I wish they added support for Swedish and more languages. Is there any website that has a file for Swedish language?
How can you tell if this is not a real voice? If this is a scam, then we need a way to find out. Maybe there is a way, something like watermak?
Hi Bro, how do I add other languages to this software?
Sadly I can't get this to work. On the finetune part, it crashes with an error that it can't load the cublas64_12.dll. Anyone got an idea?
Same issue here, did you solve it?
Edit: NVM, I just needed to install the Cuda Toolkit from Nvidia, and all good.
@@nocommentgamez2571 Sadly no. Went on a wild goose chase and figured I'd come back to it in a few weeks.
what is the latency like on this?
Any good tutorial video needs links to the required downloads.
exactly
Can someone give me advice, i see a lot of OpenSource AI software
Which is the minimal specs to be able to run most of them?

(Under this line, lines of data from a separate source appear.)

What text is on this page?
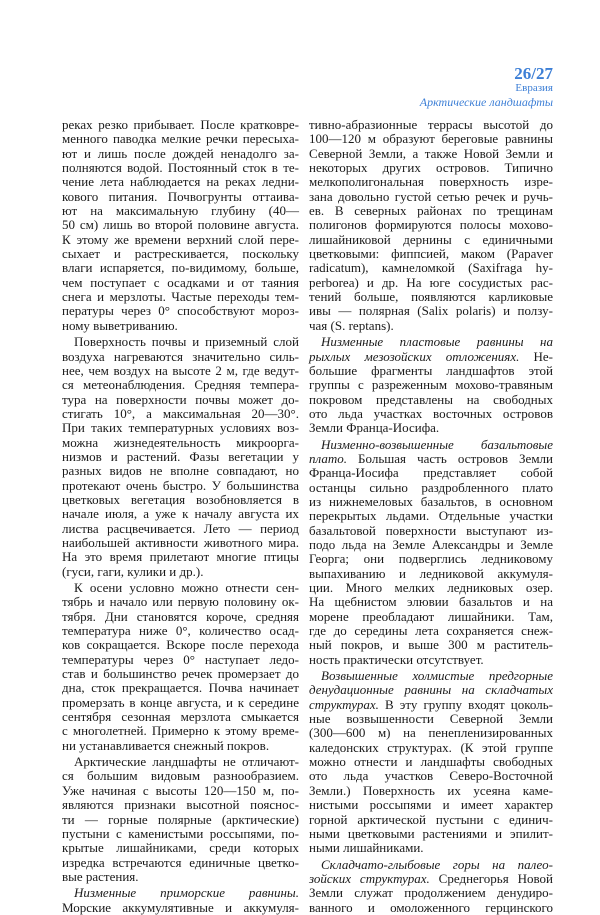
26/27
Евразия
Арктические ландшафты
реках резко прибывает. После кратковре-
менного паводка мелкие речки пересыха-
ют и лишь после дождей ненадолго за-
полняются водой. Постоянный сток в те-
чение лета наблюдается на реках ледни-
кового питания. Почвогрунты оттаива-
ют на максимальную глубину (40—
50 см) лишь во второй половине августа.
К этому же времени верхний слой пере-
сыхает и растрескивается, поскольку
влаги испаряется, по-видимому, больше,
чем поступает с осадками и от таяния
снега и мерзлоты. Частые переходы тем-
пературы через 0° способствуют мороз-
ному выветриванию.
Поверхность почвы и приземный слой
воздуха нагреваются значительно силь-
нее, чем воздух на высоте 2 м, где ведут-
ся метеонаблюдения. Средняя темпера-
тура на поверхности почвы может до-
стигать 10°, а максимальная 20—30°.
При таких температурных условиях воз-
можна жизнедеятельность микроорга-
низмов и растений. Фазы вегетации у
разных видов не вполне совпадают, но
протекают очень быстро. У большинства
цветковых вегетация возобновляется в
начале июля, а уже к началу августа их
листва расцвечивается. Лето — период
наибольшей активности животного мира.
На это время прилетают многие птицы
(гуси, гаги, кулики и др.).
К осени условно можно отнести сен-
тябрь и начало или первую половину ок-
тября. Дни становятся короче, средняя
температура ниже 0°, количество осад-
ков сокращается. Вскоре после перехода
температуры через 0° наступает ледо-
став и большинство речек промерзает до
дна, сток прекращается. Почва начинает
промерзать в конце августа, и к середине
сентября сезонная мерзлота смыкается
с многолетней. Примерно к этому време-
ни устанавливается снежный покров.
Арктические ландшафты не отличают-
ся большим видовым разнообразием.
Уже начиная с высоты 120—150 м, по-
являются признаки высотной пояснос-
ти — горные полярные (арктические)
пустыни с каменистыми россыпями, по-
крытые лишайниками, среди которых
изредка встречаются единичные цветко-
вые растения.
Низменные приморские равнины.
Морские аккумулятивные и аккумуля-
тивно-абразионные террасы высотой до
100—120 м образуют береговые равнины
Северной Земли, а также Новой Земли и
некоторых других островов. Типично
мелкополигональная поверхность изре-
зана довольно густой сетью речек и ручь-
ев. В северных районах по трещинам
полигонов формируются полосы мохово-
лишайниковой дернины с единичными
цветковыми: фиппсией, маком (Papaver
radicatum), камнеломкой (Saxifraga hy-
perborea) и др. На юге сосудистых рас-
тений больше, появляются карликовые
ивы — полярная (Salix polaris) и ползу-
чая (S. reptans).
Низменные пластовые равнины на
рыхлых мезозойских отложениях. Не-
большие фрагменты ландшафтов этой
группы с разреженным мохово-травяным
покровом представлены на свободных
ото льда участках восточных островов
Земли Франца-Иосифа.
Низменно-возвышенные базальтовые
плато. Большая часть островов Земли
Франца-Иосифа представляет собой
останцы сильно раздробленного плато
из нижнемеловых базальтов, в основном
перекрытых льдами. Отдельные участки
базальтовой поверхности выступают из-
подо льда на Земле Александры и Земле
Георга; они подверглись ледниковому
выпахиванию и ледниковой аккумуля-
ции. Много мелких ледниковых озер.
На щебнистом элювии базальтов и на
морене преобладают лишайники. Там,
где до середины лета сохраняется снеж-
ный покров, и выше 300 м раститель-
ность практически отсутствует.
Возвышенные холмистые предгорные
денудационные равнины на складчатых
структурах. В эту группу входят цоколь-
ные возвышенности Северной Земли
(300—600 м) на пенепленизированных
каледонских структурах. (К этой группе
можно отнести и ландшафты свободных
ото льда участков Северо-Восточной
Земли.) Поверхность их усеяна каме-
нистыми россыпями и имеет характер
горной арктической пустыни с единич-
ными цветковыми растениями и эпилит-
ными лишайниками.
Складчато-глыбовые горы на палео-
зойских структурах. Среднегорья Новой
Земли служат продолжением денудиро-
ванного и омоложенного герцинского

8 GB graphic video? More? If so, how much GB of GPU is enough?
Linux or Windows?
This is the BIG fail of his videos, he never says the GPU VRAM requirements.
@@ZeroCool22 agree
He uses a 4090 24gb, You can run the simple parts with 8gb but if you want to "Train" you want atleast 16gb. He has an older vid you can use 10sec of audio that runs fine and even switch singer in a song or audio but you need to dl the new singer, The training will work but will take like 30 hours on an 3070 8gb. So id recomened like a 4060 16gb since most of us cant swing a 1600$ 4090 lol
@@ZeroCool22Intentionally
Have you gotten your hands on Story Diffusion yet?
Difficult to follow the installation instructions
Does this work in Silly tavern?
This is what I wanted to know the entire video. How do we integrate this with SillyTavern so we can speak back and forth with the voice we generated?